Baba Zosia said something long and terse at Katya. The hunter threw up her hands in defeat, snapping something back before storming out of the caravan. Aleksandra sighed and went after her. Baba Zosia went back to the tiny kitchen and lit a pipe.
"I'll leave you to it, Anya. I'll let the boys know you're doing okay," Cerise said. "They are worried senseless, and Yvan keeps igniting."
"Literally or figuratively?" Anya asked.
"Literally. Both. His skin was dripping flames last night without the bird trying to push its way through."
Anya's brows shot up. "Really?"
"The firebird's troubled as well."
"Aren't I lucky to have all of these people worried about me all of a sudden?" Anya said as she tried to braid her hair. Cerise moved her hands away, and after they had found Anya's brush in her pack, she braided it tight for her.
"I haven't seen Trajan this anxious for a mortal before," Cerise commented as she wove the strands together. "It concerns me."
"Why?" Anya asked. She didn't know if Trajan had told Cerise about their kisses the night before and wasn't about to share it if he hadn't.
"Our kind and humans are on different sides of reality. It's unheard of and discouraged for any of us to get attached to mortals."
"Why?"
"Because they die, or we kill them."
"Accidentally or on purpose?"
"Pick one, honey. It's our job and our very nature. I know you saw what Trajan did to that creature. Doesn't that frighten you?"
"He wouldn't hurt me," Anya argued. Trajan was the one person in the world she could say that with certainty.
And Yvan. The previous night, he had stayed with her, the firebird warming her. That meant more to her than she could articulate.
"Trajan wouldn't do it intentionally, but in the heat of the moment, he could lose control, and it would happen," Cerise explained.

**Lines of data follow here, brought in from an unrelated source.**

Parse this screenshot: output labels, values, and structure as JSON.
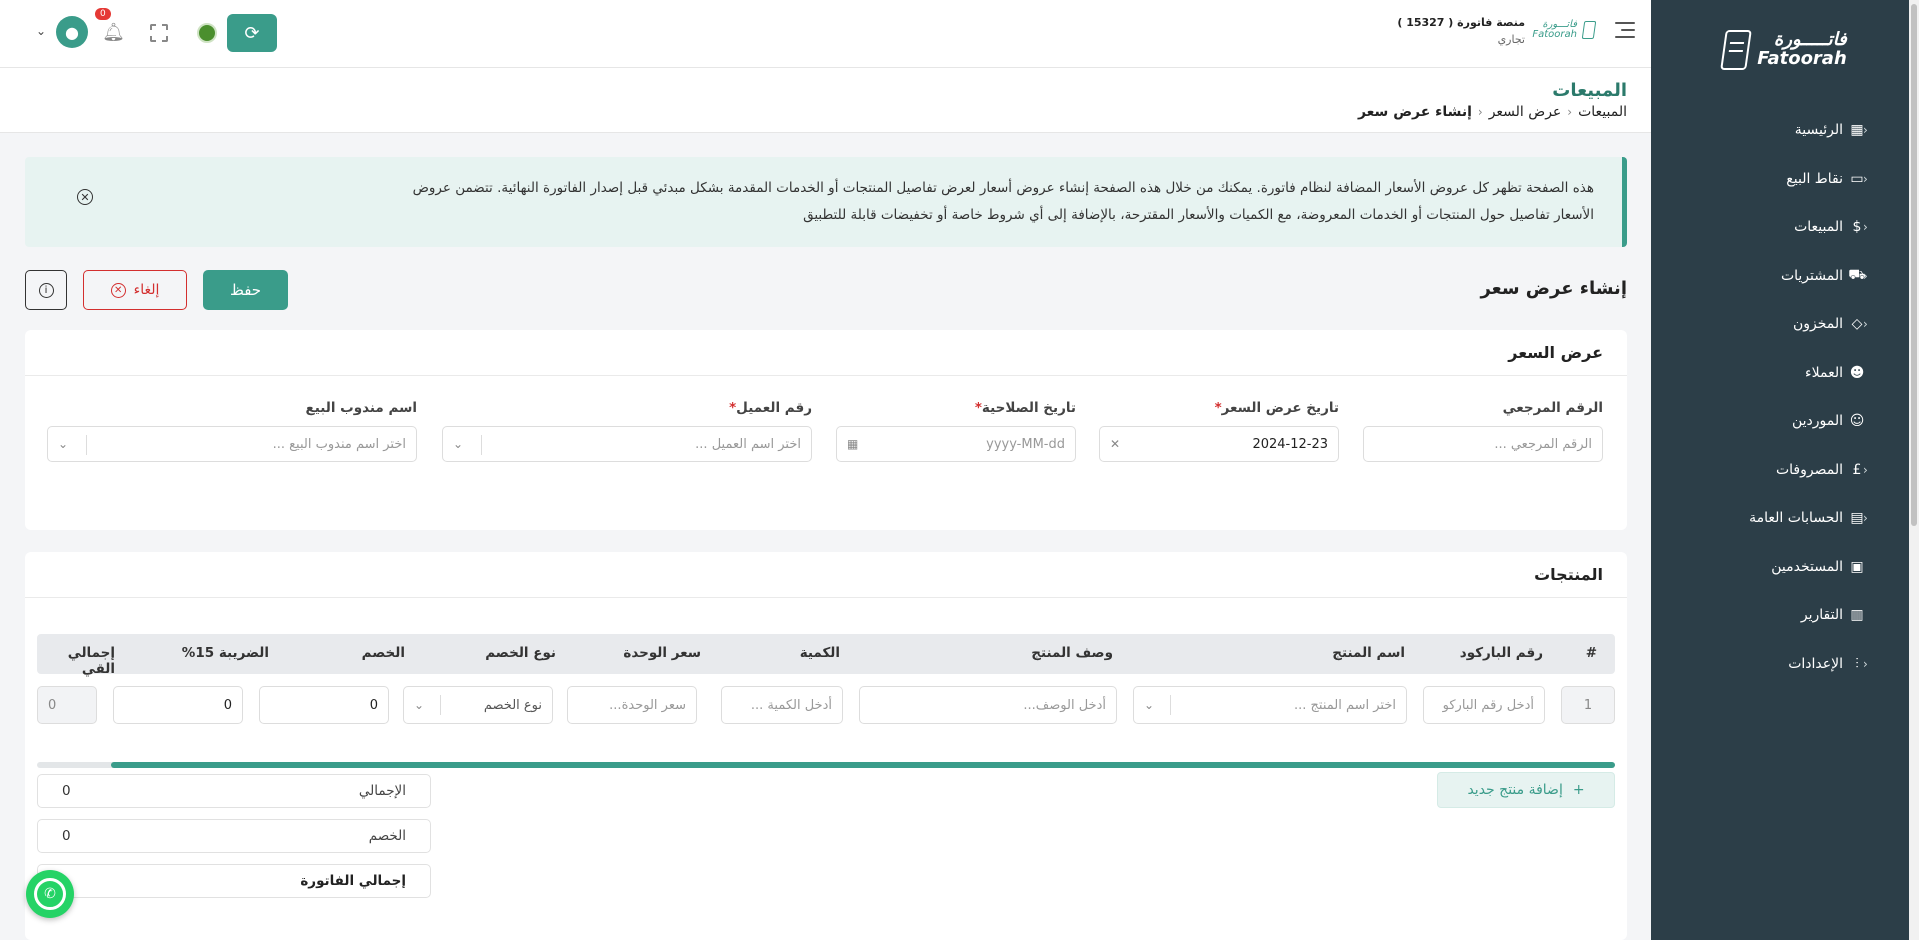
{
  "sidebar": {
    "logo_ar": "فاتـــــورة",
    "logo_en": "Fatoorah",
    "items": [
      {
        "label": "الرئيسية",
        "icon": "grid-icon"
      },
      {
        "label": "نقاط البيع",
        "icon": "monitor-icon"
      },
      {
        "label": "المبيعات",
        "icon": "dollar-icon"
      },
      {
        "label": "المشتريات",
        "icon": "cart-icon"
      },
      {
        "label": "المخزون",
        "icon": "box-icon"
      },
      {
        "label": "العملاء",
        "icon": "users-icon"
      },
      {
        "label": "الموردين",
        "icon": "suppliers-icon"
      },
      {
        "label": "المصروفات",
        "icon": "pound-icon"
      },
      {
        "label": "الحسابات العامة",
        "icon": "calculator-icon"
      },
      {
        "label": "المستخدمين",
        "icon": "user-square-icon"
      },
      {
        "label": "التقارير",
        "icon": "chart-icon"
      },
      {
        "label": "الإعدادات",
        "icon": "sliders-icon"
      }
    ]
  },
  "topbar": {
    "org_name": "منصة فاتورة",
    "org_id": "( 15327 )",
    "org_type": "تجاري",
    "brand_ar": "فاتـــورة",
    "brand_en": "Fatoorah",
    "notifications_count": "0"
  },
  "page": {
    "title": "المبيعات",
    "breadcrumb": [
      "المبيعات",
      "عرض السعر",
      "إنشاء عرض سعر"
    ]
  },
  "alert": {
    "text_line1": "هذه الصفحة تظهر كل عروض الأسعار المضافة لنظام فاتورة. يمكنك من خلال هذه الصفحة إنشاء عروض أسعار لعرض تفاصيل المنتجات أو الخدمات المقدمة بشكل مبدئي قبل إصدار الفاتورة النهائية. تتضمن عروض",
    "text_line2": "الأسعار تفاصيل حول المنتجات أو الخدمات المعروضة، مع الكميات والأسعار المقترحة، بالإضافة إلى أي شروط خاصة أو تخفيضات قابلة للتطبيق"
  },
  "form": {
    "title": "إنشاء عرض سعر",
    "save_label": "حفظ",
    "cancel_label": "إلغاء"
  },
  "quote": {
    "section_title": "عرض السعر",
    "reference": {
      "label": "الرقم المرجعي",
      "placeholder": "الرقم المرجعي ..."
    },
    "quote_date": {
      "label": "تاريخ عرض السعر",
      "required": "*",
      "value": "2024-12-23"
    },
    "expiry_date": {
      "label": "تاريخ الصلاحية",
      "required": "*",
      "placeholder": "yyyy-MM-dd"
    },
    "customer": {
      "label": "رقم العميل",
      "required": "*",
      "placeholder": "اختر اسم العميل ..."
    },
    "salesperson": {
      "label": "اسم مندوب البيع",
      "placeholder": "اختر اسم مندوب البيع ..."
    }
  },
  "products": {
    "section_title": "المنتجات",
    "columns": [
      "#",
      "رقم الباركود",
      "اسم المنتج",
      "وصف المنتج",
      "الكمية",
      "سعر الوحدة",
      "نوع الخصم",
      "الخصم",
      "الضريبة 15%",
      "إجمالي القي"
    ],
    "row": {
      "index": "1",
      "barcode_placeholder": "أدخل رقم الباركو",
      "product_placeholder": "اختر اسم المنتج ...",
      "description_placeholder": "أدخل الوصف...",
      "quantity_placeholder": "أدخل الكمية ...",
      "unit_price_placeholder": "سعر الوحدة...",
      "discount_type_placeholder": "نوع الخصم",
      "discount_value": "0",
      "tax_value": "0",
      "total_value": "0"
    },
    "add_label": "إضافة منتج جديد",
    "totals": [
      {
        "label": "الإجمالي",
        "value": "0"
      },
      {
        "label": "الخصم",
        "value": "0"
      },
      {
        "label": "إجمالي الفاتورة",
        "value": ""
      }
    ]
  }
}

"Nothing has happened for you to be so concerned about any potential heated moments." Anya wanted to reassure her, but she couldn't stop thinking about the kisses the night before. Maybe he did it because she had been dying.

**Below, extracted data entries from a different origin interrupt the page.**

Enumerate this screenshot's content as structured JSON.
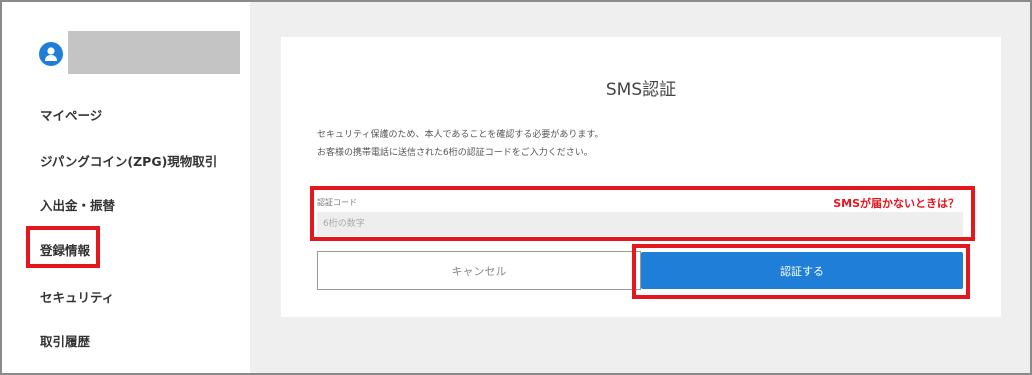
{
  "sidebar": {
    "avatar_icon": "user-circle-icon",
    "items": [
      {
        "label": "マイページ"
      },
      {
        "label": "ジパングコイン(ZPG)現物取引"
      },
      {
        "label": "入出金・振替"
      },
      {
        "label": "登録情報"
      },
      {
        "label": "セキュリティ"
      },
      {
        "label": "取引履歴"
      }
    ]
  },
  "main": {
    "title": "SMS認証",
    "description_line1": "セキュリティ保護のため、本人であることを確認する必要があります。",
    "description_line2": "お客様の携帯電話に送信された6桁の認証コードをご入力ください。",
    "code_label": "認証コード",
    "sms_link": "SMSが届かないときは？",
    "code_placeholder": "6桁の数字",
    "cancel_label": "キャンセル",
    "verify_label": "認証する"
  },
  "colors": {
    "accent": "#1f7fd8",
    "highlight": "#e4161e",
    "background": "#efefef"
  }
}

The first one perhaps, but what about the second one?She had no answer for that. It had been so long since she had been kissed that it had shone light on the loneliness that had been eating away at her.
Cerise made a frustrated sound. "I still feel like I need to warn you. I've known him for sixty-five years, and I've never seen him look at anyone like he looks at you."
How does he look at me?Anya bit her tongue to stop herself from asking. She was saved from answering when Aleksandra reappeared.
"I'll be back later," Cerise said, giving the end of Anya's braid a playful tug. "Have fun learning magic."
Baba Zosia turned to give Anya another cup of coffee when nausea hit her. Baba Zosia said something, but her voice was drowned out and far away.
"Oh, shit, something is happening," she gasped. Memories started to fill her mind in a rush. Anya could taste blood and ash, smell mud and lake weed, as images flashed before her.
Humiliation was prickling her skin as a boy with blonde hair picked up another handful of mud. The first one had hit her in the face bruising her cheek and filling her mouth with blood.
The three boys had been teasing her about her tits that had started to grow in the last two months. When she ignored them, they had started throwing things at her. Anya summoned magic in her fingertips, and the next time the boy raised his arm, water surged out of the lake beside him, grabbing the arm and holding tight. His friends started to scream as the reeds stretched out and pulled them into the water. The blond boy was crying as he struggled, and she stepped toward him, curling her fingers as the power sent water up to his mouth. He tried spitting it out, but he couldn't keep it up and started to gurgle.
Anya smiled, watching as he pissed himself…as he stopped struggling.
"Anya! Stop!" Eikki's voice shouted, and then Baba Zosia's strong hand was shaking her. "Anya!"
The memory vanished, and she was in the wooden caravan again.